10月28日に開かれた公聴会の様子(写真:代表撮影/ロイター/アフロ)

 米議会の上院の商業科学運輸委員会は10月28日、米ツイッター、米フェイスブック、米グーグルの経営トップ3人を呼び、公聴会を開いた。

 ロイター米ウォール・ストリート・ジャーナルなどの報道によると、公聴は午前10時(東部時間)に開催。ツイッターのジャック・ドーシー最高経営責任者(CEO)、フェイスブックのマーク・ザッカーバーグCEO、グーグルのスンダー・ピチャイCEOがオンラインで参加した。

与野党の議員が3社を非難

 共和党議員からは、保守的な言論を検閲しているとの批判が集中し、SNS企業を激しく攻撃した。一方、民主党議員は、選挙を妨害している偽情報への対応が不十分と批判したという。

 議論の焦点となったのは、米国で1996年に制定された通信品位法(CDA)の第230条。条項は利用者の投稿についてSNS企業の法的責任を免除する一方、自らの裁量による投稿の削除を認めている。

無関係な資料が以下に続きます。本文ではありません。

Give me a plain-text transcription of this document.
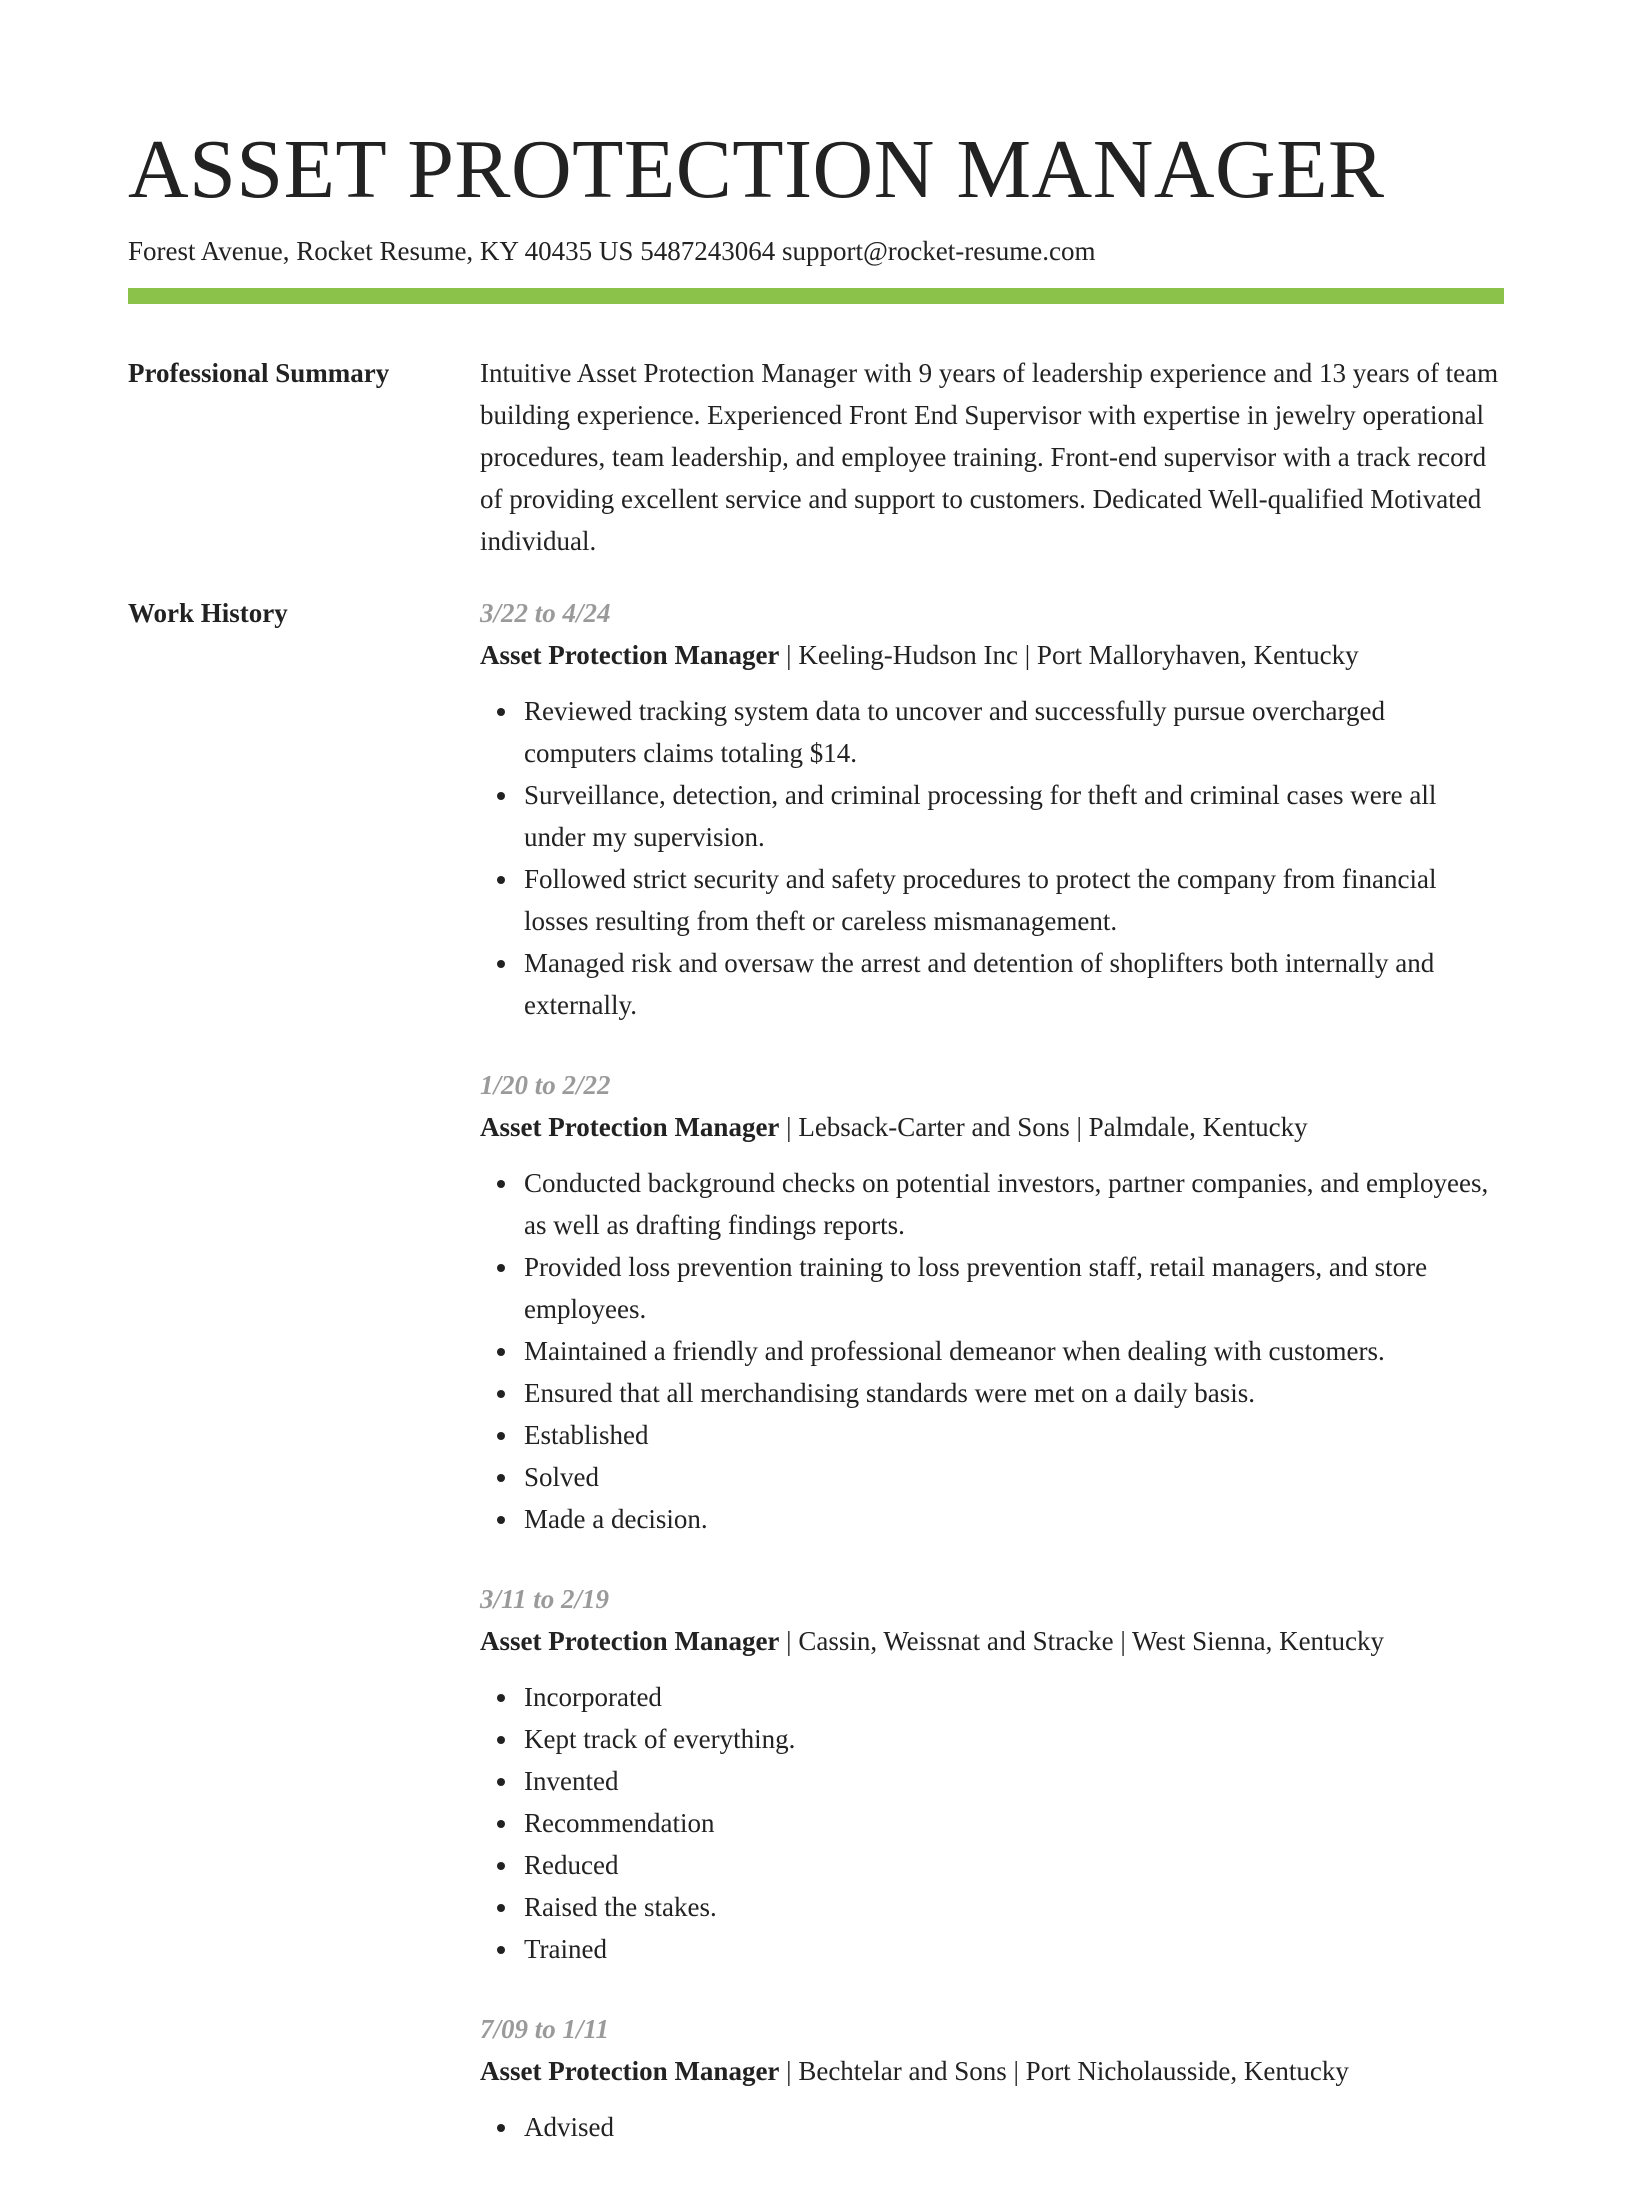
ASSET PROTECTION MANAGER
Forest Avenue, Rocket Resume, KY 40435 US 5487243064 support@rocket-resume.com
Professional Summary	Intuitive Asset Protection Manager with 9 years of leadership experience and 13 years of team building experience. Experienced Front End Supervisor with expertise in jewelry operational procedures, team leadership, and employee training. Front-end supervisor with a track record of providing excellent service and support to customers. Dedicated Well-qualified Motivated individual.

Work History	3/22 to 4/24
Asset Protection Manager | Keeling-Hudson Inc | Port Malloryhaven, Kentucky
Reviewed tracking system data to uncover and successfully pursue overcharged computers claims totaling $14.
Surveillance, detection, and criminal processing for theft and criminal cases were all under my supervision.
Followed strict security and safety procedures to protect the company from financial losses resulting from theft or careless mismanagement.
Managed risk and oversaw the arrest and detention of shoplifters both internally and externally.
1/20 to 2/22
Asset Protection Manager | Lebsack-Carter and Sons | Palmdale, Kentucky
Conducted background checks on potential investors, partner companies, and employees, as well as drafting findings reports.
Provided loss prevention training to loss prevention staff, retail managers, and store employees.
Maintained a friendly and professional demeanor when dealing with customers.
Ensured that all merchandising standards were met on a daily basis.
Established
Solved
Made a decision.
3/11 to 2/19
Asset Protection Manager | Cassin, Weissnat and Stracke | West Sienna, Kentucky
Incorporated
Kept track of everything.
Invented
Recommendation
Reduced
Raised the stakes.
Trained
7/09 to 1/11
Asset Protection Manager | Bechtelar and Sons | Port Nicholausside, Kentucky
Advised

 トランプ大統領や共和党の一部議員はこの条項の改正を求めている。これに対し、3社のCEOは、「230条があることで言論の自由と、問題がある投稿の抑制を両立させることができる」とし、その重要性を主張。条文を維持するよう求めた。

トランプ大統領

 これに先立つ10月14日、米紙ニューヨーク・ポストが大統領選の民主党候補、バイデン前副大統領の疑惑を報道したが、ツイッターとフェイスブックはこの記事の拡散を制限する措置を講じた。ツイッターのドーシーCEOはその後、「何ら説明もなく阻止した行為は許されない」とし、この措置を撤回した。

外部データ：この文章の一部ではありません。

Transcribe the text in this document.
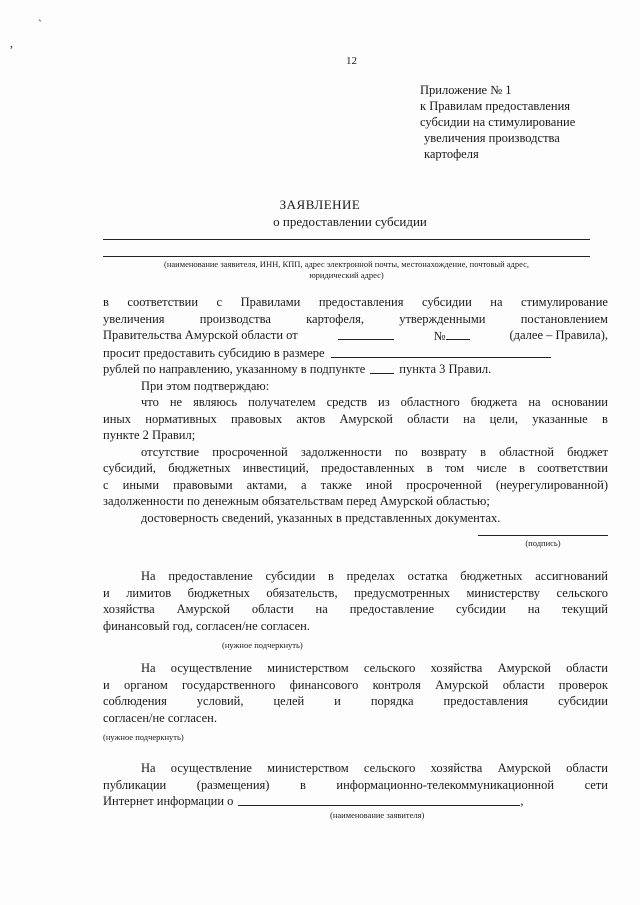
ˏ
,
12
Приложение № 1
к Правилам предоставления
субсидии на стимулирование
увеличения производства
картофеля
ЗАЯВЛЕНИЕ
о предоставлении субсидии
(наименование заявителя, ИНН, КПП, адрес электронной почты, местонахождение, почтовый адрес,
юридический адрес)
в соответствии с Правилами предоставления субсидии на стимулирование
увеличения	производства	картофеля,	утвержденными	постановлением
Правительства Амурской области от	№	(далее – Правила),
просит предоставить субсидию в размере
рублей по направлению, указанному в подпункте	пункта 3 Правил.
При этом подтверждаю:
что не являюсь получателем средств из областного бюджета на основании
иных нормативных правовых актов Амурской области на цели, указанные в
пункте 2 Правил;
отсутствие просроченной задолженности по возврату в областной бюджет
субсидий, бюджетных инвестиций, предоставленных в том числе в соответствии
с иными правовыми актами, а также иной просроченной (неурегулированной)
задолженности по денежным обязательствам перед Амурской областью;
достоверность сведений, указанных в представленных документах.
(подпись)
На предоставление субсидии в пределах остатка бюджетных ассигнований
и лимитов бюджетных обязательств, предусмотренных министерству сельского
хозяйства Амурской области на предоставление субсидии на текущий
финансовый год, согласен/не согласен.
(нужное подчеркнуть)
На осуществление министерством сельского хозяйства Амурской области
и органом государственного финансового контроля Амурской области проверок
соблюдения условий, целей и порядка предоставления субсидии
согласен/не согласен.
(нужное подчеркнуть)
На осуществление министерством сельского хозяйства Амурской области
публикации (размещения) в информационно-телекоммуникационной сети
Интернет информации о	,
(наименование заявителя)
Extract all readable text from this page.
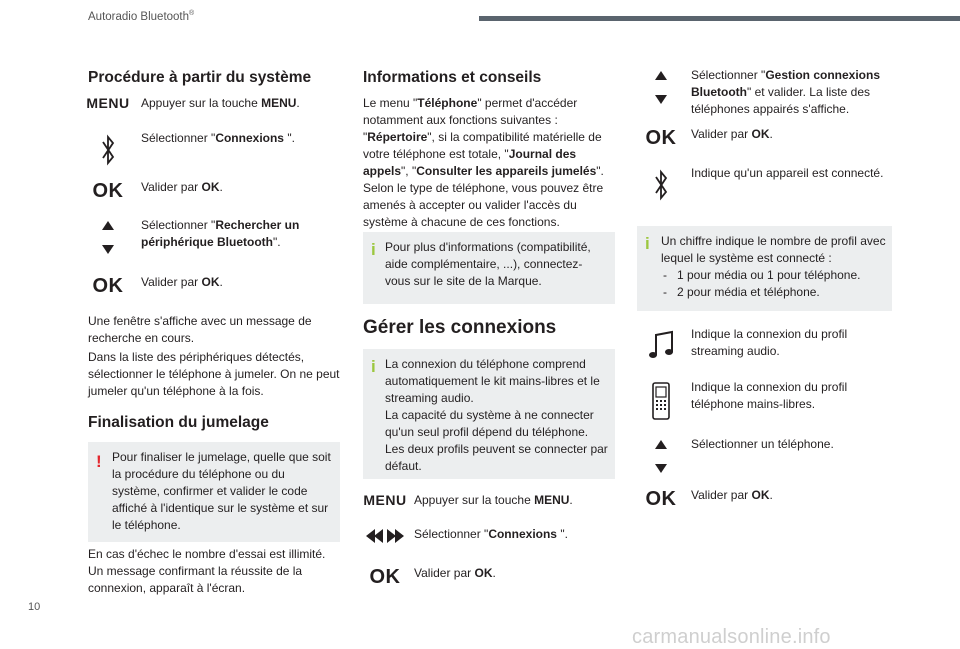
Autoradio Bluetooth®
Procédure à partir du système
MENU Appuyer sur la touche MENU.
Sélectionner "Connexions ".
OK	Valider par OK.
Sélectionner "Rechercher un périphérique Bluetooth".
OK	Valider par OK.

Une fenêtre s'affiche avec un message de recherche en cours.

Dans la liste des périphériques détectés, sélectionner le téléphone à jumeler. On ne peut jumeler qu'un téléphone à la fois.

Finalisation du jumelage
! Pour finaliser le jumelage, quelle que soit la procédure du téléphone ou du système, confirmer et valider le code affiché à l'identique sur le système et sur le téléphone.

En cas d'échec le nombre d'essai est illimité. Un message confirmant la réussite de la connexion, apparaît à l'écran.

Informations et conseils

Le menu "Téléphone" permet d'accéder notamment aux fonctions suivantes : "Répertoire", si la compatibilité matérielle de votre téléphone est totale, "Journal des appels", "Consulter les appareils jumelés". Selon le type de téléphone, vous pouvez être amenés à accepter ou valider l'accès du système à chacune de ces fonctions.

i Pour plus d'informations (compatibilité, aide complémentaire, ...), connectez-vous sur le site de la Marque.
Gérer les connexions
i La connexion du téléphone comprend automatiquement le kit mains-libres et le streaming audio.
La capacité du système à ne connecter qu'un seul profil dépend du téléphone.
Les deux profils peuvent se connecter par défaut.
MENU Appuyer sur la touche MENU.
Sélectionner "Connexions ".
OK	Valider par OK.
Sélectionner "Gestion connexions Bluetooth" et valider. La liste des téléphones appairés s'affiche.
OK	Valider par OK.
Indique qu'un appareil est connecté.
i Un chiffre indique le nombre de profil avec lequel le système est connecté :
- 1 pour média ou 1 pour téléphone.
- 2 pour média et téléphone.
Indique la connexion du profil streaming audio.
Indique la connexion du profil téléphone mains-libres.
Sélectionner un téléphone.
OK	Valider par OK.
10
carmanualsonline.info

 しかし、トランプ陣営は「意図的な検閲だ」「SNSはバイデン氏の味方をしている」と主張し、激しく反発した。ツイッターは5月、カリフォルニア州の郵便投票に関するトランプ大統領のツイートに事実確認を促す注記をつけたが、これにつてもトランプ大統領が激怒したと伝えられている。

 大統領はその2日後にSNSを対象にした大統領令に署名。「通信品位法230条を撤廃あるいは変更する法案の策定に司法長官が直ちに着手する」と述べた。